Mais il savait que ses lèvres n’avaient bougé que pour lancer un vague salut, et lorsqu’il la vit comme hypnotisée par la salamandre sur son bras et le cercle au phénix sur sa poitrine, il reprit la parole.

« Mais bien sûr, dit-il, vous êtes nouvelle dans le voisinage, n’est-ce pas ?

— Et vous devez être... » Elle détacha ses yeux des insignes professionnels. « ... le pompier. » Sa voix s’éteignit.

« Vous avez dit ça d’une drôle de voix.

— Je... je l’aurais deviné les yeux fermés, dit-elle posément.

— Ah... l’odeur du pétrole ? Ma femme s’en plaint tout le temps, dit-il en riant. Impossible de la faire disparaître complètement.

— Effectivement », fit-elle, intimidée.

Il avait l’impression qu’elle tournait autour de lui, l’examinant sur toutes les coutures, le secouait calme ment, vidait ses poches, sans qu’elle eût à effectuer le moindre mouvement.

« Le pétrole, dit-il pour rompre le silence qui se prolongeait, ce n’est rien qu’un parfum pour moi.

— Vraiment?

— Absolument. Pourquoi pas ? » Elle s’accorda un instant de réflexion. «Je ne sais pas. » Elle regarda le trottoir dans la direction de leurs maisons. « Ça ne vous dérange pas si je m’en retourne avec vous ? Je m’appelle Clarisse McClellan.

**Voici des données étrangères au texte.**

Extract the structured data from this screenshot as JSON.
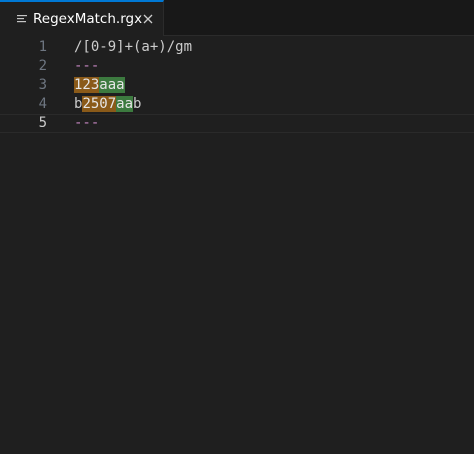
{
  "tab": {
    "title": "RegexMatch.rgx",
    "icon": "lines-icon",
    "close_icon": "close-icon",
    "accent_color": "#0078d4"
  },
  "editor": {
    "lines": [
      {
        "number": "1",
        "text": "/[0-9]+(a+)/gm"
      },
      {
        "number": "2",
        "text": "---"
      },
      {
        "number": "3",
        "before": "",
        "digits": "123",
        "group": "aaa",
        "after": ""
      },
      {
        "number": "4",
        "before": "b",
        "digits": "2507",
        "group": "aa",
        "after": "b"
      },
      {
        "number": "5",
        "text": "---"
      }
    ],
    "active_line": "5",
    "colors": {
      "digits_match": "#8a5a19",
      "group_match": "#3c7a3f",
      "separator": "#c586c0"
    }
  }
}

— Clarisse. Guy Montag. Allons-y. Qu’est-ce que vous fabriquez dehors à une heure aussi tardive ? Quel âge avez-vous ? » Ils avançaient sur le trottoir argenté dans la nuit où soufflaient à la fois le chaud et le frais. Un soupçon d’abricots et de fraises fraîchement cueillis flottait dans l’air ; il regarda autour de lui et se rendit compte que c’était absolument impossible à une époque aussi avancée de l’année.